I have written a python script with the following function, which takes as input a file name that contains multiple dates.
CODE
import re
from datetime import datetime
def ExtractReleaseYear(title):
rg = re.compile('.*?([\[\(]?((?:19[0-9]|20[01])[0-9])[\]\)]?)', re.IGNORECASE|re.DOTALL)
match = rg.search(title) # Using non-greedy match on filler
if match:
releaseYear = match.group(1)
try:
if int(releaseYear) >= 1900 and int(releaseYear) <= int(datetime.now().year) and int(releaseYear) <= 2099: # Film between 1900-2099
return releaseYear
except ValueError:
print("ERROR: The film year in the file name could not be converted to an integer for comparison.")
return ""
print(ExtractReleaseYear('2012.(2009).3D.1080p.BRRip.SBS.x264'))
print(ExtractReleaseYear('Into.The.Storm.2012.1080p.WEB-DL.AAC2.0.H264'))
print(ExtractReleaseYear('2001.A.Space.Odyssey.1968.1080p.WEB-DL.AAC2.0.H264'))
OUTPUT
Returned: 2012 -- I'd like this to be 2009 (i.e. last occurrence of year in string)
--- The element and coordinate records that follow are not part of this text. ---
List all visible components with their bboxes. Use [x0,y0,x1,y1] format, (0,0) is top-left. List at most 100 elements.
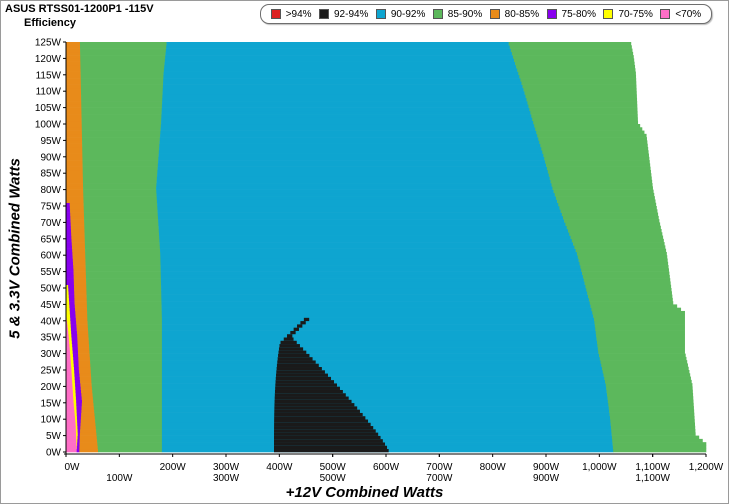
heatmap-cell [72,353,79,358]
heatmap-cell [546,166,651,171]
x-tick-label: 1,100W [635,462,670,473]
heatmap-cell [81,120,162,125]
heatmap-cell [70,225,85,230]
heatmap-cell [74,297,87,302]
heatmap-cell [161,412,610,417]
y-tick-label: 105W [35,103,62,114]
heatmap-cell [82,173,158,177]
heatmap-cell [66,432,77,436]
y-tick-label: 75W [40,202,61,213]
heatmap-cell [66,202,71,207]
heatmap-cell [85,251,161,256]
heatmap-cell [66,310,71,315]
heatmap-cell [71,370,75,374]
heatmap-cell [595,330,685,335]
heatmap-cell [161,406,610,410]
heatmap-cell [287,333,293,338]
heatmap-cell [276,370,325,374]
heatmap-cell [274,415,366,420]
heatmap-cell [79,445,98,450]
heatmap-cell [66,366,72,371]
heatmap-cell [160,274,584,279]
heatmap-cell [76,445,80,450]
heatmap-cell [161,284,586,289]
heatmap-cell [518,71,636,76]
heatmap-cell [85,271,162,276]
heatmap-cell [161,376,605,381]
heatmap-cell [77,442,80,446]
heatmap-cell [528,104,638,108]
heatmap-cell [606,389,693,394]
heatmap-cell [71,245,86,249]
heatmap-cell [279,343,300,348]
x-tick-label: 900W [533,473,560,484]
heatmap-cell [83,189,157,194]
heatmap-cell [536,130,645,135]
heatmap-cell [66,130,83,135]
heatmap-cell [93,402,163,407]
y-tick-label: 110W [36,87,62,98]
y-tick-label: 65W [40,234,61,245]
legend-item: <70% [660,9,701,20]
heatmap-cell [157,163,547,167]
heatmap-cell [300,320,306,325]
heatmap-cell [87,307,162,312]
heatmap-cell [161,294,589,299]
y-tick-label: 115W [36,70,62,81]
heatmap-cell [161,320,595,325]
y-tick-label: 35W [40,333,61,344]
heatmap-cell [160,255,579,259]
heatmap-cell [532,117,638,122]
heatmap-cell [81,110,162,115]
heatmap-cell [66,376,73,381]
heatmap-cell [66,406,75,410]
heatmap-cell [66,206,71,210]
heatmap-cell [66,409,75,413]
heatmap-cell [561,212,659,217]
heatmap-cell [98,448,163,453]
heatmap-cell [580,265,669,269]
heatmap-cell [66,58,81,62]
y-tick-label: 40W [40,316,61,327]
heatmap-cell [161,327,596,331]
heatmap-cell [66,284,69,289]
heatmap-cell [158,219,565,223]
heatmap-cell [91,383,163,387]
heatmap-cell [66,370,72,374]
heatmap-cell [157,206,560,210]
heatmap-cell [78,356,91,361]
heatmap-cell [75,429,78,433]
heatmap-cell [66,386,73,390]
heatmap-cell [82,137,161,141]
heatmap-cell [73,274,87,279]
heatmap-cell [80,58,166,62]
heatmap-cell [160,271,583,276]
heatmap-cell [158,150,543,154]
heatmap-cell [72,255,86,259]
heatmap-cell [579,261,669,266]
heatmap-cell [66,97,82,102]
heatmap-cell [84,242,160,246]
heatmap-cell [70,314,76,318]
heatmap-cell [544,156,650,161]
heatmap-cell [521,81,637,85]
heatmap-cell [526,97,638,102]
heatmap-cell [589,301,674,305]
heatmap-cell [66,94,82,99]
heatmap-cell [161,356,601,361]
heatmap-cell [76,435,78,440]
legend-label: 85-90% [447,8,483,20]
heatmap-cell [165,51,513,56]
legend-swatch [318,9,329,19]
heatmap-cell [158,160,546,164]
y-tick-label: 20W [40,382,61,393]
heatmap-cell [157,209,561,213]
heatmap-cell [66,232,72,236]
legend-swatch [270,9,281,19]
heatmap-cell [162,91,525,95]
heatmap-cell [83,212,159,217]
heatmap-cell [67,320,71,325]
heatmap-cell [74,288,87,292]
heatmap-cell [90,373,163,377]
heatmap-cell [569,232,663,236]
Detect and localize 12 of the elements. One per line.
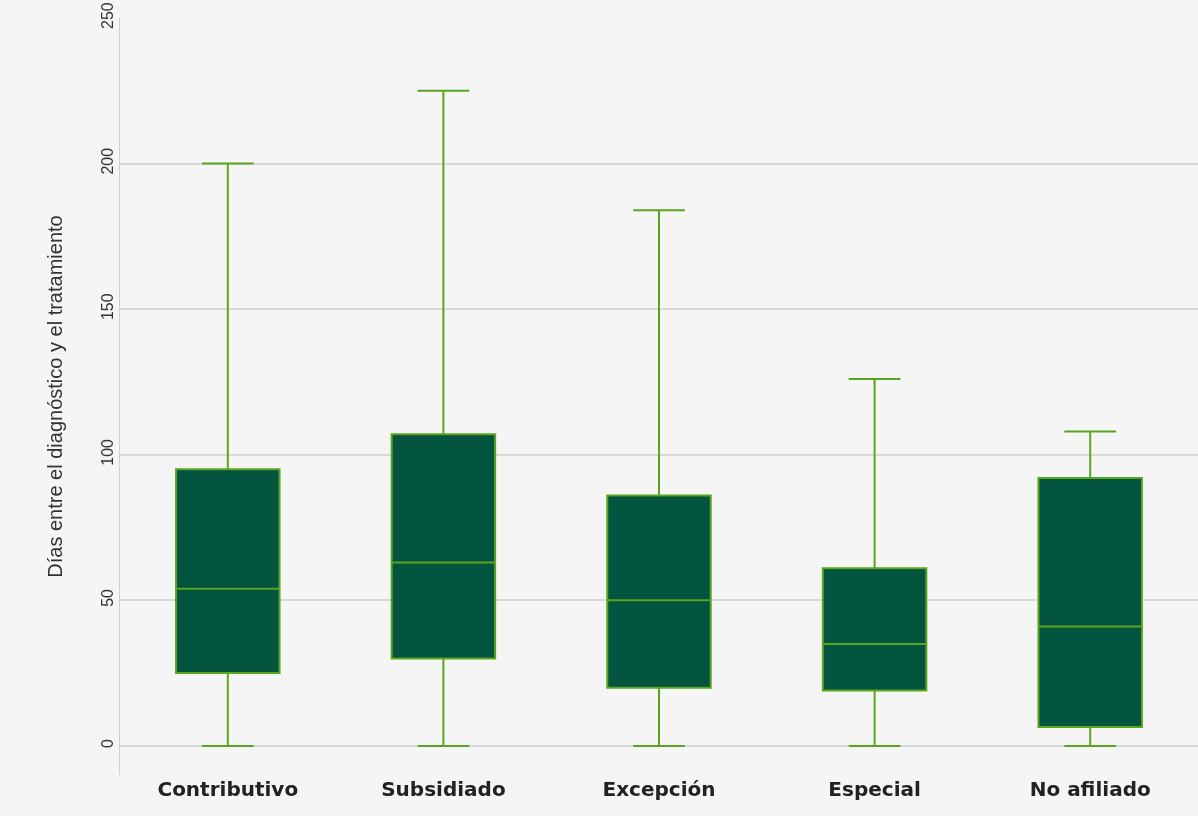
y-tick-label: 250: [98, 2, 116, 29]
x-tick-label: No afiliado: [1029, 777, 1151, 801]
x-tick-label: Subsidiado: [381, 777, 506, 801]
y-tick-label: 50: [98, 588, 116, 607]
y-tick-label: 150: [98, 293, 116, 321]
y-tick-label: 100: [98, 438, 116, 466]
x-tick-label: Excepción: [602, 777, 716, 801]
y-tick-label: 0: [98, 738, 116, 748]
y-tick-label: 200: [98, 147, 116, 175]
x-tick-label: Contributivo: [157, 777, 299, 801]
x-tick-label: Especial: [828, 777, 921, 801]
y-axis-title: Días entre el diagnóstico y el tratamiento: [44, 215, 67, 578]
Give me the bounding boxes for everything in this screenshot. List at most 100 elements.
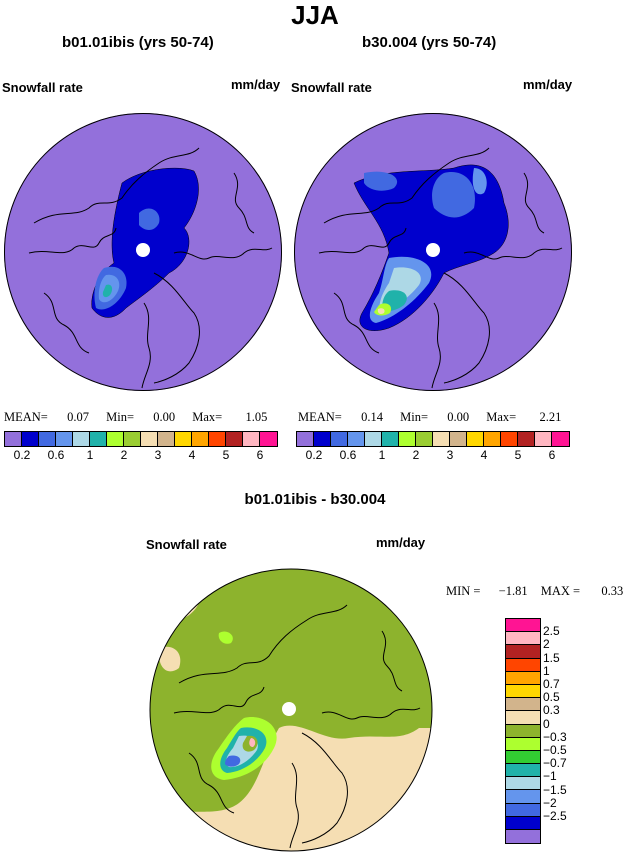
diff-colorbar-swatch xyxy=(506,764,540,778)
panel-2-colorbar-swatch xyxy=(399,432,416,446)
diff-colorbar-tick-label: −0.5 xyxy=(543,743,567,757)
diff-colorbar-tick-label: −2.5 xyxy=(543,809,567,823)
diff-min-label: MIN = xyxy=(446,584,481,598)
panel-2-colorbar-swatch xyxy=(484,432,501,446)
panel-1-colorbar-swatch xyxy=(124,432,141,446)
panel-1-coastlines xyxy=(28,147,273,389)
diff-colorbar-tick-label: −0.7 xyxy=(543,756,567,771)
panel-2-colorbar-swatch xyxy=(450,432,467,446)
panel-2-colorbar-swatch xyxy=(365,432,382,446)
panel-2-colorbar-tick-label: 3 xyxy=(446,448,454,462)
panel-1-colorbar-tick-label: 1 xyxy=(86,448,94,462)
panel-2-colorbar-swatch xyxy=(314,432,331,446)
panel-2-stats: MEAN= 0.14 Min= 0.00 Max= 2.21 xyxy=(298,410,561,425)
panel-1-subtitle: b01.01ibis (yrs 50-74) xyxy=(62,34,214,51)
panel-2-map xyxy=(294,113,572,391)
panel-1-colorbar-swatch xyxy=(226,432,243,446)
panel-1-min-label: Min= xyxy=(106,410,134,424)
diff-colorbar-tick-label: 0.7 xyxy=(543,677,560,691)
panel-2-colorbar-swatch xyxy=(297,432,314,446)
panel-1-contour-max xyxy=(102,284,113,298)
panel-2-coastlines xyxy=(318,147,563,389)
panel-2-max-label: Max= xyxy=(486,410,517,424)
panel-1-variable-label: Snowfall rate xyxy=(2,80,83,95)
diff-colorbar-swatch xyxy=(506,724,540,738)
panel-1-stats: MEAN= 0.07 Min= 0.00 Max= 1.05 xyxy=(4,410,267,425)
diff-colorbar-tick-label: 0.3 xyxy=(543,703,560,718)
diff-colorbar-swatch xyxy=(506,803,540,817)
panel-1-min-value: 0.00 xyxy=(153,410,176,424)
diff-colorbar-tick-label: −2 xyxy=(543,795,557,810)
panel-1-map xyxy=(4,113,282,391)
panel-1-max-label: Max= xyxy=(192,410,223,424)
panel-1-colorbar-tick-label: 3 xyxy=(154,448,162,462)
panel-2-pole-marker xyxy=(426,243,440,257)
panel-2-colorbar-ticks: 0.2 0.6 1 2 3 4 5 6 xyxy=(296,448,574,464)
diff-colorbar-tick-label: 2 xyxy=(543,637,550,652)
panel-2-mean-value: 0.14 xyxy=(361,410,383,424)
panel-2-colorbar-tick-label: 1 xyxy=(378,448,386,462)
panel-1-colorbar-tick-label: 0.6 xyxy=(47,448,65,462)
panel-2-colorbar-swatch xyxy=(552,432,569,446)
panel-2-subtitle: b30.004 (yrs 50-74) xyxy=(362,34,497,51)
panel-1-colorbar-ticks: 0.2 0.6 1 2 3 4 5 6 xyxy=(4,448,282,464)
diff-coastlines xyxy=(173,604,421,849)
diff-contour-negative-4 xyxy=(225,755,241,767)
diff-colorbar-tick-label: 2.5 xyxy=(543,624,560,639)
diff-panel-units: mm/day xyxy=(376,535,426,550)
panel-1-colorbar-swatch xyxy=(141,432,158,446)
diff-colorbar-swatch xyxy=(506,698,540,712)
panel-1-pole-marker xyxy=(136,243,150,257)
diff-colorbar-swatch xyxy=(506,671,540,685)
panel-2-colorbar-tick-label: 4 xyxy=(480,448,488,462)
panel-2-colorbar-swatch xyxy=(433,432,450,446)
panel-1-colorbar-tick-label: 2 xyxy=(120,448,128,462)
diff-colorbar-swatch xyxy=(506,684,540,699)
panel-1-colorbar-swatch xyxy=(260,432,277,446)
diff-colorbar-tick-label: 0.5 xyxy=(543,690,560,705)
diff-colorbar-tick-label: 1.5 xyxy=(543,650,560,665)
diff-contour-positive-tan-3 xyxy=(158,646,181,672)
panel-1-map-border xyxy=(4,113,282,391)
diff-panel-stats: MIN = −1.81 MAX = 0.33 xyxy=(446,584,623,599)
diff-colorbar-swatch xyxy=(506,790,540,804)
panel-2-min-label: Min= xyxy=(400,410,428,424)
diff-contour-0.3 xyxy=(218,631,233,644)
panel-2-colorbar-swatch xyxy=(467,432,484,446)
panel-2-colorbar-swatch xyxy=(382,432,399,446)
diff-contour-inner-pink xyxy=(249,738,256,747)
diff-colorbar-swatch xyxy=(506,737,540,751)
panel-2-colorbar-swatch xyxy=(535,432,552,446)
panel-2-colorbar-tick-label: 5 xyxy=(514,448,522,462)
diff-panel-variable-label: Snowfall rate xyxy=(146,537,227,552)
diff-colorbar-tick-label: −1 xyxy=(543,769,557,784)
diff-colorbar-swatch xyxy=(506,816,540,830)
panel-1-units: mm/day xyxy=(231,77,281,92)
panel-2-colorbar xyxy=(296,431,570,447)
panel-1-colorbar xyxy=(4,431,278,447)
panel-1-colorbar-swatch xyxy=(39,432,56,446)
panel-2-min-value: 0.00 xyxy=(447,410,470,424)
diff-max-label: MAX = xyxy=(540,584,581,598)
diff-colorbar-swatch xyxy=(506,830,540,844)
diff-colorbar-tick-label: 0 xyxy=(543,716,550,731)
panel-1-colorbar-swatch xyxy=(158,432,175,446)
panel-1-colorbar-swatch xyxy=(243,432,260,446)
figure-title: JJA xyxy=(291,0,339,30)
panel-2-colorbar-tick-label: 0.6 xyxy=(339,448,357,462)
panel-2-mean-label: MEAN= xyxy=(298,410,342,424)
diff-min-value: −1.81 xyxy=(498,584,528,598)
panel-1-colorbar-swatch xyxy=(175,432,192,446)
panel-2-units: mm/day xyxy=(523,77,573,92)
panel-2-contour-0.6 xyxy=(364,171,475,218)
diff-pole-marker xyxy=(282,702,296,716)
panel-2-colorbar-tick-label: 2 xyxy=(412,448,420,462)
panel-1-mean-label: MEAN= xyxy=(4,410,48,424)
panel-1-colorbar-tick-label: 0.2 xyxy=(13,448,31,462)
diff-colorbar-swatch xyxy=(506,711,540,725)
panel-2-colorbar-swatch xyxy=(518,432,535,446)
diff-colorbar-ticks: 2.5 2 1.5 1 0.7 0.5 0.3 0 −0.3 −0.5 −0.7 −1 −1.5 −2 −2… xyxy=(543,618,603,844)
panel-1-colorbar-swatch xyxy=(5,432,22,446)
panel-2-colorbar-swatch xyxy=(331,432,348,446)
diff-panel-map xyxy=(149,568,433,852)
Returned: 2012 -- This is correct! (last occurrence of year is the first one, thus right)
Returned: 2001 -- I'd like this to be 1968 (i.e. last occurrence of year in string)
ISSUE
As can be observed, the regex will only target the first occurrence of a year instead of the last. This is problematic because some titles (such as the ones included here) begin with a year.
Having searched for ways to get the last occurrence of the year has led me to this resources like negative lookahead, last occurrence of repeated group and last 4 digits in URL, none of which have gotten me any closer to achieving the desired result. No existing question currently answers this unique case.
INTENDED OUTCOME
- I would like to extract the LAST occurrence (instead of the first) of a year from the given file name and return it using the existing definition/function as stated in the output quote above. While I have used online regex references, I am new to regex and would appreciate someone showing me how to implement this filter to work on the file names above. Cheers guys.